Unlocking the Surviving Sprouse

 

COURTESY OF CAROL MCCRANIE

“It was a divine mystery,” says Carol McCranie about the vast private collection of work she manages—capturing the early days of Stephen Sprouse’s “Xerox/rock/art nexus”—which was found in a Meatpacking District dumpster in the late ’90s. “In any short amount of time that would have been gone to the outskirts where some great bonfire would have consumed it. That’s why there’s a responsibility, and it needs to be in an institution and catalogued for history’s sake. This is my highest goal.”

A lofty goal? Indeed. But the archive, says McCranie, includes a trove of 1500 items, including 600 finished drawings, signature color Xeroxes, sketches hand-colored with gouache, inspirational materials, even an early handwritten note from the designer that detailed what he needed to do to make it on his own.

While pieces from the archive have appeared in two previous exhibitions (at John McWhinnie @ GHB in 2009 and in Parsons’ 2006 “Anarchy to Affluence” show), a clarion call for institutional adoption goes on display tonight with the opening of “Stephen Sprouse: Jet Boy” at the East Village’s Dorian Grey Gallery. Comprising some 35 drawings, and named after the titular 1973 New York Dolls song (which, according to McCranie, the punk-influenced Sprouse “definitely would have vibrated to”), “Jet Boy” is not so much an academic retrospective as much as a process show.

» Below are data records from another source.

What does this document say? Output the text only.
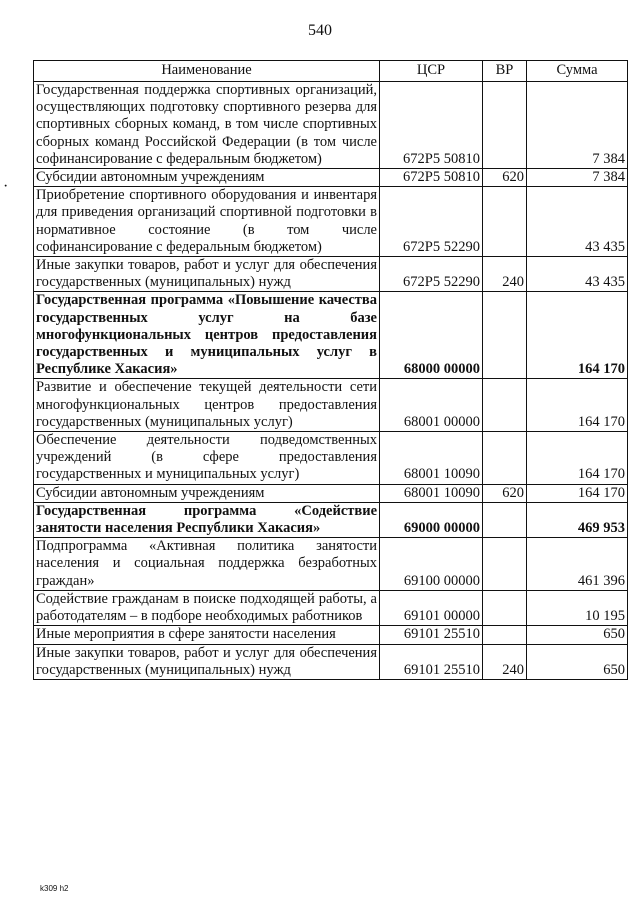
540
·
Наименование	ЦСР	ВР	Сумма
Государственная поддержка спортивных организаций, осуществляющих подготовку спортивного резерва для спортивных сборных команд, в том числе спортивных сборных команд Российской Федерации (в том числе софинансирование с федеральным бюджетом)	672P5 50810		7 384
Субсидии автономным учреждениям	672P5 50810	620	7 384
Приобретение спортивного оборудования и инвентаря для приведения организаций спортивной подготовки в нормативное состояние (в том числе софинансирование с федеральным бюджетом)	672P5 52290		43 435
Иные закупки товаров, работ и услуг для обеспечения государственных (муниципальных) нужд	672P5 52290	240	43 435
Государственная программа «Повышение качества государственных услуг на базе многофункциональных центров предоставления государственных и муниципальных услуг в Республике Хакасия»	68000 00000		164 170
Развитие и обеспечение текущей деятельности сети многофункциональных центров предоставления государственных (муниципальных услуг)	68001 00000		164 170
Обеспечение деятельности подведомственных учреждений (в сфере предоставления государственных и муниципальных услуг)	68001 10090		164 170
Субсидии автономным учреждениям	68001 10090	620	164 170
Государственная программа «Содействие занятости населения Республики Хакасия»	69000 00000		469 953
Подпрограмма «Активная политика занятости населения и социальная поддержка безработных граждан»	69100 00000		461 396
Содействие гражданам в поиске подходящей работы, а работодателям – в подборе необходимых работников	69101 00000		10 195
Иные мероприятия в сфере занятости населения	69101 25510		650
Иные закупки товаров, работ и услуг для обеспечения государственных (муниципальных) нужд	69101 25510	240	650
k309 h2
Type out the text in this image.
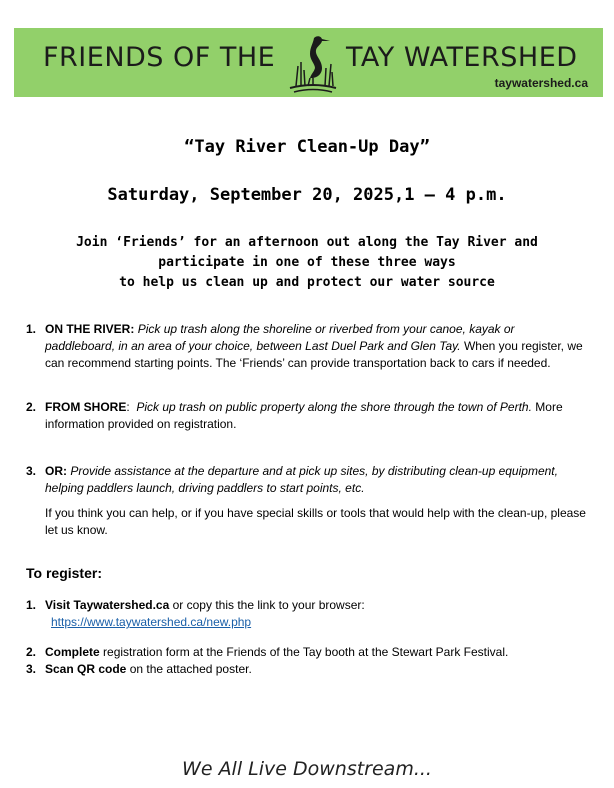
FRIENDS OF THE	TAY WATERSHED
taywatershed.ca
“Tay River Clean-Up Day”
Saturday, September 20, 2025,1 – 4 p.m.
Join ‘Friends’ for an afternoon out along the Tay River and
participate in one of these three ways
to help us clean up and protect our water source
1. ON THE RIVER: Pick up trash along the shoreline or riverbed from your canoe, kayak or paddleboard, in an area of your choice, between Last Duel Park and Glen Tay. When you register, we can recommend starting points. The ‘Friends’ can provide transportation back to cars if needed.
2. FROM SHORE:  Pick up trash on public property along the shore through the town of Perth. More information provided on registration.
3. OR: Provide assistance at the departure and at pick up sites, by distributing clean-up equipment, helping paddlers launch, driving paddlers to start points, etc.
If you think you can help, or if you have special skills or tools that would help with the clean-up, please let us know.
To register:
1. Visit Taywatershed.ca or copy this the link to your browser:
https://www.taywatershed.ca/new.php
2. Complete registration form at the Friends of the Tay booth at the Stewart Park Festival.
3. Scan QR code on the attached poster.
We All Live Downstream...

COURTESY OF CAROL MCCRANIE

“It’s a very intimate look at the heartbeat of this person,” adds McCranie, noting there are far too many items in the archive to show all of them in a gallery setting. Instead, “Jet Boy” is a “more controlled and austere” affair and explores Sprouse’s influences—from the time he left Halston’s side to outfit his roommate/muse Debbie Harry (most notably in the dress he created by screening photos he’d taken of TV scan lines for Blondie’s 1978 “Heart of Glass” video); through the ups and downs of his solo career punctuated by his iconic graffiti-tagged dresses from the early ’80s; to his commercial peak in 1988 when he opened his three-level, nightclubesque boutique in Soho and worked out of Warhol’s former Union Square factory.

Though there are gaps in the archive, and it’s gained less fanfare than that of Roger and Mauricio Padilha, who coauthored the Rizzoli tome on Sprouse, McCranie says she thinks the materials in the archive are “almost more important because it shows the beginnings of how this man thought and worked.” Those looking to find Hi-Liter-colored renderings of sheath dresses and bulbous jackets may be disappointed by the muted tones of these drawings that demonstrate Sprouse’s taste for dark colors in the late 1970s.

Highlights include the archive’s only dated drawing of a willowy gent arching his back, from September 13, 1975; a black marker sketch of a model with a bandana over her mouth, whipping a microphone behind her back over the words “Starts Pumpin'” (a nod to Patti Smith’s 1976 song “Pumping (My Heart)”); a blue Xerox of Sprouse and friends Debbie (Harry), Andy (Warhol), and Candy (Pratts Price); a t-shirt from a Spring 1988 collection detailing open “lips” spitting “bullets”; and various works that reference downtown icons (Bowie in huge black pants, a faceless Joe Dallesandro figure with a bandana on his head and a scanline shirt on his body).

“I think his clothes were art, and he approached it like art, and in these times, I think people are looking for that,” says McCranie. To wit: Sprouse’s Pop and rock-influenced screenprint paintings of Iggy Pop on a cross, loudspeakers, or Sid Vicious de-pantsed were shown in a 2009 retrospective at Deitch Projects. “Warhol will never go out of style, and Sprouse in a nutshell is the embodiment of that era, that message of do it yourself, get it going, and he persevered through a rough-and-tumble career and success story. And people are searching for this—they’re missing this in New York these days.”

“STEPHEN SPROUSE: JET BOYIS OPEN THROUGH MARCH 6 AT DORIAN GREY GALLERY.